When considering these NGS approaches that are currently costly and require considerable bioinformatics analyses, an important question to pose is what would be the cost benefits to the DSD field? The usefulness of this non-a priori approach to identify genetic modifiers has been mentioned above, but are there new genetic factors that when mutated could cause DSD? The reply to this question is yes. For example, almost all cases of non-syndromic ovotesticular DSD remain unexplained although there have been considerable genetic analyses of candidate genes [McElreavey et al., 1992a; Temel et al., 2007]. Despite advances in understanding the mechanisms of mammalian gonad formation, the underlying genetic cause of most cases of 46,XY gonadal dysgenesis remains unknown [McElreavey and Fellous, 1999]. Mutations in the androgen receptor (AR) gene are the most common genetic cause of 46,XY DSD. However, even in 46,XY underandrogenised subjects with testes who are suspected to have an AR defect, a pathogenic mutation is found only in less than half of the cases [Audi et al., 2010]. In cases of simple hypospadias or cryptorchidism a genetic cause is rarely detected despite epidemiological evidence suggesting a major genetic contribution to these phenotypes [Fukami et al., 2006; Schnack et al., 2008; Köhler et al., 2009]. Recently, a mutation in Map3k4 was associated with XY gonadal sex reversal in the mouse, suggesting that mutations in mitogen-activated protein kinase (MAPK) signalling pathway may be associated with DSD [McElreavey et al., unpublished data; Bogani et al., 2009].

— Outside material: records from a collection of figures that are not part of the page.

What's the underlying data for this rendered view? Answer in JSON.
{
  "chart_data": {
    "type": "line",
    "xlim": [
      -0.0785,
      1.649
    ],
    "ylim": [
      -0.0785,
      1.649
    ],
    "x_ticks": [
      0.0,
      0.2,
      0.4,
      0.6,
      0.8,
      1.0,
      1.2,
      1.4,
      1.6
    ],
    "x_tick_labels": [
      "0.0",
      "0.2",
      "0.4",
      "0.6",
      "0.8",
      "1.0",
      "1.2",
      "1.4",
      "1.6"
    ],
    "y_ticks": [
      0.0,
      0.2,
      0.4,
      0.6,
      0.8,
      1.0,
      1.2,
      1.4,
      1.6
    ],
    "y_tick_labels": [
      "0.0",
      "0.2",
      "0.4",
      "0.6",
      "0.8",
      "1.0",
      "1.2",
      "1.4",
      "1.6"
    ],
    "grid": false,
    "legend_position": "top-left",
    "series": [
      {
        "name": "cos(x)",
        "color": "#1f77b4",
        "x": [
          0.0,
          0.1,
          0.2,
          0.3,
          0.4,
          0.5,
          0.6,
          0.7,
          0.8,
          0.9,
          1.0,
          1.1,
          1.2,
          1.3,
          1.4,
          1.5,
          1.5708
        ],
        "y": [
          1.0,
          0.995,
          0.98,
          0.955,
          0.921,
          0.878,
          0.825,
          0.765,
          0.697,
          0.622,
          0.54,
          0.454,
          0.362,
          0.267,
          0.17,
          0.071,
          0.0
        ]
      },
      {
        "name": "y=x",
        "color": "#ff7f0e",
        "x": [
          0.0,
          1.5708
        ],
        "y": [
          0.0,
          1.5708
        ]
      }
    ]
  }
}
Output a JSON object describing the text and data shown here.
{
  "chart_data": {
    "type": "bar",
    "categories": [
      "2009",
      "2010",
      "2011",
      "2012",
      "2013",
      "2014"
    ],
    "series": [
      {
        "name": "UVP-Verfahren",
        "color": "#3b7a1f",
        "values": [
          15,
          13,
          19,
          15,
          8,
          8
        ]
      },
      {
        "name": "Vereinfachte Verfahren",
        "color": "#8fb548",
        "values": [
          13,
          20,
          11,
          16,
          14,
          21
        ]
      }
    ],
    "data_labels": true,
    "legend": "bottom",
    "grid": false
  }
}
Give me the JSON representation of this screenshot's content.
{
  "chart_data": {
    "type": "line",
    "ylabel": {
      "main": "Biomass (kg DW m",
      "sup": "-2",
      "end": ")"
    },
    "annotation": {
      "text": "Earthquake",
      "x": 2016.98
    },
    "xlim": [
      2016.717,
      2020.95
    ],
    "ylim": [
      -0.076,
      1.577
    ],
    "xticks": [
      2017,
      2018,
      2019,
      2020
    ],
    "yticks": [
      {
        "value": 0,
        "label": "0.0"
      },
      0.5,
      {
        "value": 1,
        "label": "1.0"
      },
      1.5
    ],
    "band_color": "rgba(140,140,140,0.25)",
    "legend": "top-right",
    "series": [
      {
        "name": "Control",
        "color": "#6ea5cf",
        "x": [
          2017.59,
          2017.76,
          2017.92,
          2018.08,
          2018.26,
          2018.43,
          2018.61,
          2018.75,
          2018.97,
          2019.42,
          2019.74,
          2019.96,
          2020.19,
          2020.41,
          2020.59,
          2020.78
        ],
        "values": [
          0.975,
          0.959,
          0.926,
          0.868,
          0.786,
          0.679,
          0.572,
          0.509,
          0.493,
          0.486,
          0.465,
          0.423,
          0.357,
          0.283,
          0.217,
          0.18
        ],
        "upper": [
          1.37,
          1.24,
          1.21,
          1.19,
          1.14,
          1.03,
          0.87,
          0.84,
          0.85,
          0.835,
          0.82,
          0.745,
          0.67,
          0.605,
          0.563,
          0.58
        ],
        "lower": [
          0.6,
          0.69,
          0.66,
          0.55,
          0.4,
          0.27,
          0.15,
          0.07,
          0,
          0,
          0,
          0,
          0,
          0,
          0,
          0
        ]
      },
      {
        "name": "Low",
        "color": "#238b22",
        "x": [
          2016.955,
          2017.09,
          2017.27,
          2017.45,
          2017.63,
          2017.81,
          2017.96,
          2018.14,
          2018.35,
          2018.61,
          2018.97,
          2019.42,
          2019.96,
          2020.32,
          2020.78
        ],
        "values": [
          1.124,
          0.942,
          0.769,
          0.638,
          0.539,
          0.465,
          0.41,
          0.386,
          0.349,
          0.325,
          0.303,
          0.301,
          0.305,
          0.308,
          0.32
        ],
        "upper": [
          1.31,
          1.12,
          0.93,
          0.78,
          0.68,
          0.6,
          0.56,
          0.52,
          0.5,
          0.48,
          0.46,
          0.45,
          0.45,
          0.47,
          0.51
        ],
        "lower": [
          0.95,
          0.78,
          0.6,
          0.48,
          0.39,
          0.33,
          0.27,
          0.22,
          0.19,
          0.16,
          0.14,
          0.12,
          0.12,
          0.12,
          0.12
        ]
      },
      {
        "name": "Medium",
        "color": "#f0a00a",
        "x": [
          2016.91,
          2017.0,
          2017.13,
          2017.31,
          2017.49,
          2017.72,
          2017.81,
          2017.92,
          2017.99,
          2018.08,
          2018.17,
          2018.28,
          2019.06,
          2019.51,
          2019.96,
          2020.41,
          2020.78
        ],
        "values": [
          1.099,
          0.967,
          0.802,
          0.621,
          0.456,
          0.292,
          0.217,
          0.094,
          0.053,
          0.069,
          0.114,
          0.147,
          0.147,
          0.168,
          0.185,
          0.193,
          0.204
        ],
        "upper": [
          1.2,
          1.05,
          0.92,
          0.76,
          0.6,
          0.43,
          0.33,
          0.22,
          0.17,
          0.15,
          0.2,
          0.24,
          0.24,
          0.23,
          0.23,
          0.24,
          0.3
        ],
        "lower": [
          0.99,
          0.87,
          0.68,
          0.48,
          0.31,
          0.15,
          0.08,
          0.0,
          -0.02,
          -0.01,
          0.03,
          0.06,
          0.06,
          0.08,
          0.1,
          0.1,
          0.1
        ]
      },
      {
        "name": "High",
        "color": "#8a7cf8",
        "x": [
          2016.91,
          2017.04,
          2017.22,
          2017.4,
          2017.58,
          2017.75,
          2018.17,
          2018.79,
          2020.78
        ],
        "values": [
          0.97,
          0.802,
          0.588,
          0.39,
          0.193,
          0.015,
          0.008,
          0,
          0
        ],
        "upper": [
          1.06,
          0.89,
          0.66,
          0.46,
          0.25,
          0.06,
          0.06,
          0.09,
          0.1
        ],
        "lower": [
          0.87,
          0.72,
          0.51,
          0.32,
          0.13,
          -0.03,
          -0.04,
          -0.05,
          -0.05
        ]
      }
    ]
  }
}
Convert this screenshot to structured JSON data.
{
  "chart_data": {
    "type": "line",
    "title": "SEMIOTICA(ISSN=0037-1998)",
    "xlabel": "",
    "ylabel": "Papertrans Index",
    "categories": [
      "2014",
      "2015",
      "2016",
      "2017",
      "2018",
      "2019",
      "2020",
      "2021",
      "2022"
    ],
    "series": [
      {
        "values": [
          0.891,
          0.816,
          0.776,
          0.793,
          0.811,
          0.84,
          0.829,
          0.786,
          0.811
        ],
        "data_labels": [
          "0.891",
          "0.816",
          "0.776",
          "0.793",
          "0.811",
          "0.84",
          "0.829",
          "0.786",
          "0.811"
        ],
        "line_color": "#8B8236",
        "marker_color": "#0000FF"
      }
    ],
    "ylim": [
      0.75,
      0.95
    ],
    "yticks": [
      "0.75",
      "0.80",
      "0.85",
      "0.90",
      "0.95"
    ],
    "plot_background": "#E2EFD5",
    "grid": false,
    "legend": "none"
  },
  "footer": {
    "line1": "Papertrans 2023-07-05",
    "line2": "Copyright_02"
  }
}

It is clear that NGS will have a tremendous impact on medicine [Voelkerding et al., 2009]. Exciting developments are rapidly taking place in the field and these are leading to a deeper understanding of variation across individual genomes, genetic variation in tissues within an individual and the identification of disease causing mutations. Sequencing technology is continuing to evolve at an unprecedented pace. The generation of massive data sets of qualitative and quantitative information of both RNA and DNA sequences in a patient sample at a relatively limited cost will transform the field of reproductive disorders by offering novel insights into the genetics and physiology of DSD.